Free the night life!

Former Netscape programmer Jamie Zawinski has spent his life making software free. Now he wants to liberate San Francisco's fading club scene.

Feb 10, 2000 | Jamie Zawinski has a face the camera can only love. Framed beneath lush, long dark hair, his intelligent, expressive eyes and ready, ironic smile draw attention like a magnet. For reporters, his habit of dispensing painfully articulate, often outrageous soundbites is equally attractive -- one reason why the former Netscape programmer steals most of the scenes in "Code Rush," an upcoming PBS documentary that focuses on the hectic lives of a team of Netscape coders during the spring of 1998.

On the first Wednesday in February, an advance viewing of "Code Rush" debuted at a Mountain View, Calif., studio, about a 45-minute drive south of San Francisco. The hour-long documentary is worth watching. The specific time period captured on film covers a crucial moment in the history of the "free-software movement" -- that frantic couple of months during which Netscape programmers scrambled to clean up the hitherto proprietary source code to the Navigator Web browser so that it could be released as publicly accessible open-source software.

But Zawinski couldn't make the screening -- he had another commitment, an appearance that same night before the Board of Appeals of the San Francisco Planning Commission. Zawinski may have quit Netscape in a disgusted huff a little less than a year ago, angry at the constant delays plaguing the development of a new version of Navigator, but that doesn't mean the 30-year-old stock-option millionaire has stopped agitating. For the better part of the last year, in the face of concerted resistance from the San Francisco Police Department and to the delight of a picturesque collection of San Francisco's late night entertainment habitues, Zawinski has been struggling to achieve a new dream -- the purchase of the DNA Lounge, a nightclub.

In a scene that simply reeked of wacky San Francisco-ness, Zawinski packed the Board of Appeals hearing with at least 150 fans sporting "Save SF Late Night Culture" stickers -- most of whom were pale-skinned and punk/gothic fashionable enough to qualify for parts as undead extras on "Buffy the Vampire Slayer."

The Zawinski contingent far outnumbered the handful of residents who came to speak in support of the SFPD's attempt to use the DNA's change of ownership to revoke the DNA's extensive after-hours operating permits.

For the past several years, the South of Market region of San Francisco has been witness to steadily increasing tension between clubs, some residents and the police.

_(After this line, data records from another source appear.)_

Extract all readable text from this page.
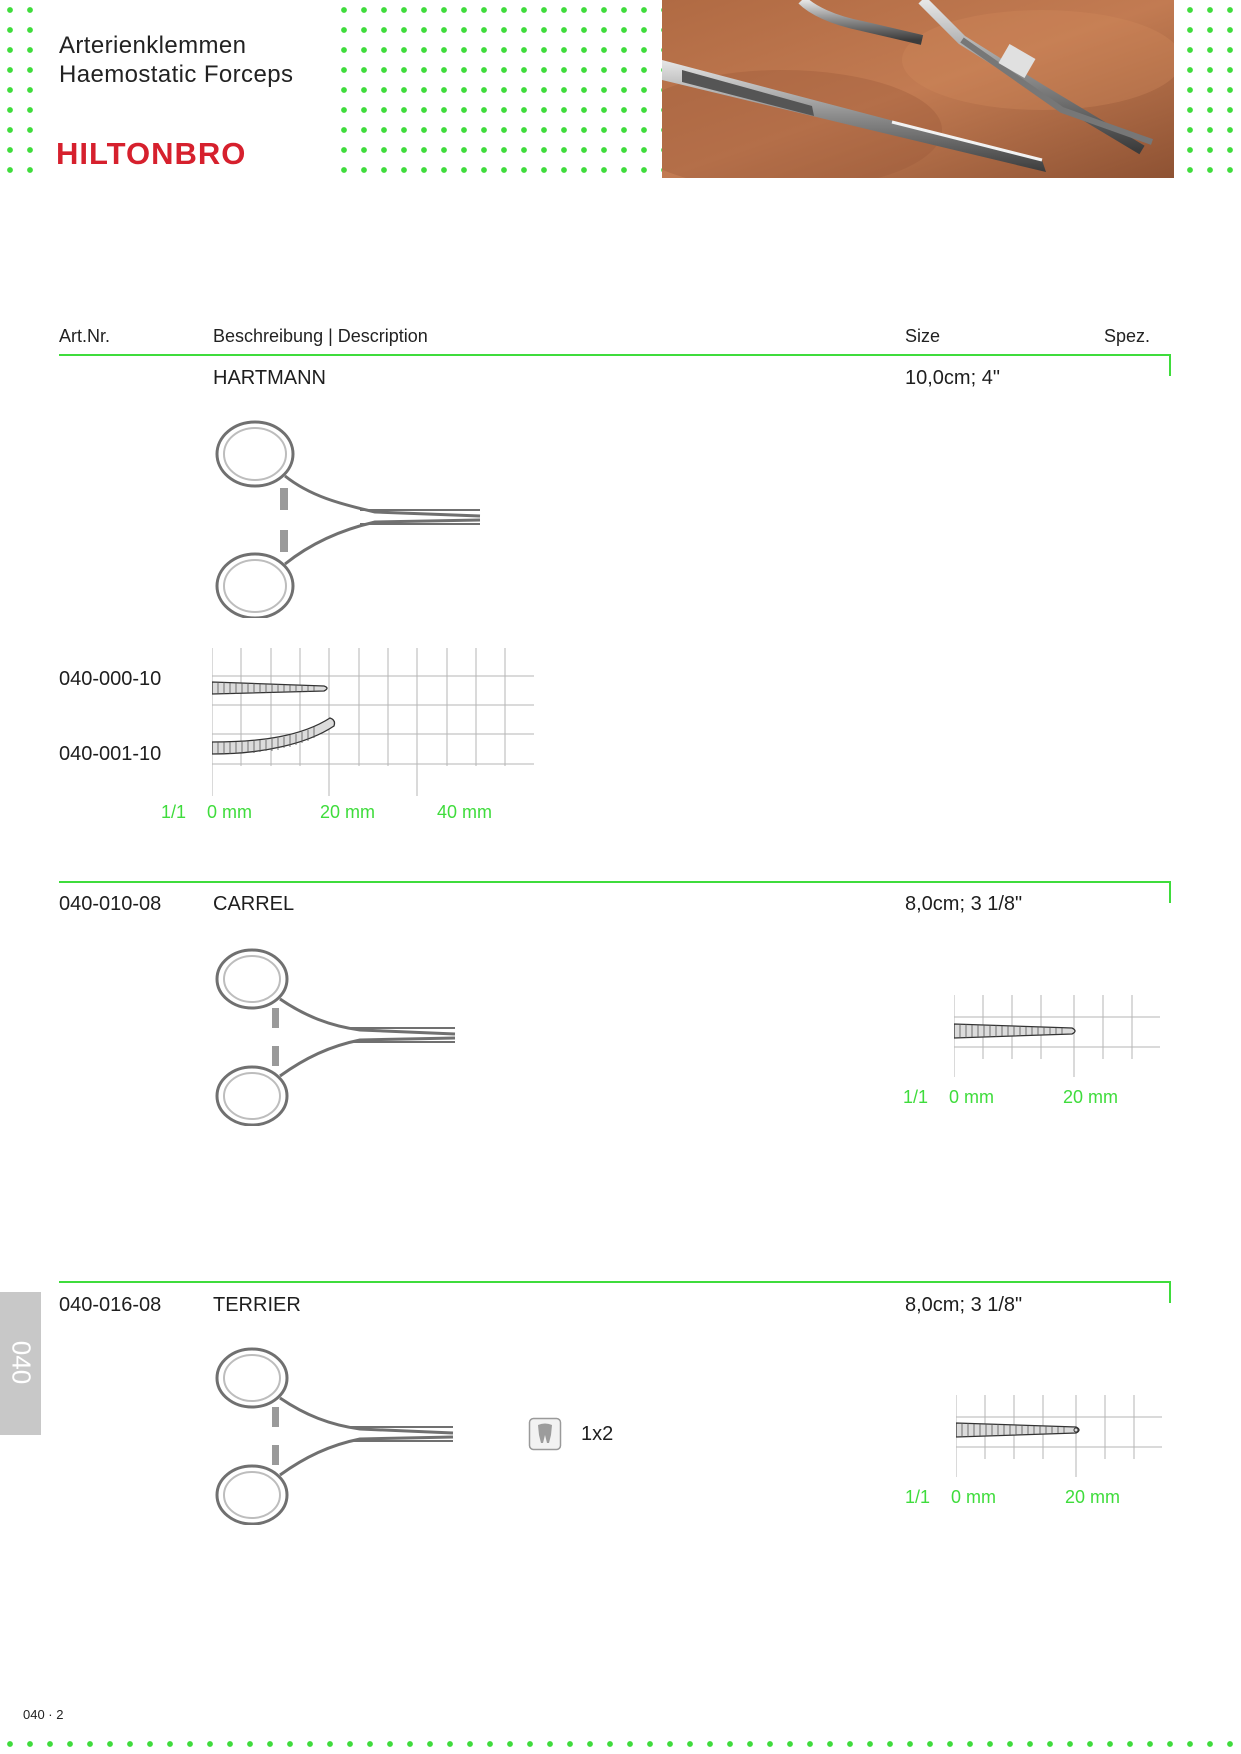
Arterienklemmen
Haemostatic Forceps
HILTONBRO
Art.Nr.	Beschreibung | Description	Size	Spez.
HARTMANN	10,0cm; 4"
040-000-10
040-001-10
1/1 0 mm	20 mm	40 mm
040-010-08	CARREL	8,0cm; 3 1/8"
1/1 0 mm	20 mm
040-016-08	TERRIER	8,0cm; 3 1/8"
1x2
1/1 0 mm	20 mm
040
040 · 2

As far as club owners and patrons are concerned, the police, acting on behalf of flush and easily annoyed new residents, are engaged in an organized crackdown on the clubs. The dispute over the DNA's after-hours permits is just the latest skirmish.

"San Francisco's clubs are under pressure," says Zawinski, over a sushi lunch in downtown San Francisco's spanking new and ultra-high-tech Sony Metreon building. "And I thought, well, maybe I could try and do something about that. I knew it wasn't going to be easy, but I was doing it because it was something that mattered to me, and not something that could make money, because it's not."

Zawinski's motivation, he says, is akin to one of the key forces that pushes the free-software movement forward. He's "scratching his itch," he says, quoting Eric Raymond, one of the chief evangelists for free software. Programmers appreciate free software -- software in which the underlying source code is freely accessible and modifiable -- in part because oftentimes they simply want to solve a particular problem they face in their daily coding life, or satisfy an urge to add some new, special feature to their software. Enjoying access to the source code allows them to satisfy those needs -- to scratch those itches.

For Zawinski, the current irritation that needs assuaging is what he sees as a marked decline in the number of late-night venues for dancing and live concerts in San Francisco. So Zawinski has set his sights on fixing what he sees as a bug in the city's operating system. This time around, however, he isn't taking advantage of publicly available source code, but instead is capitalizing on the millions of dollars that became the birthright of all early employees of Netscape.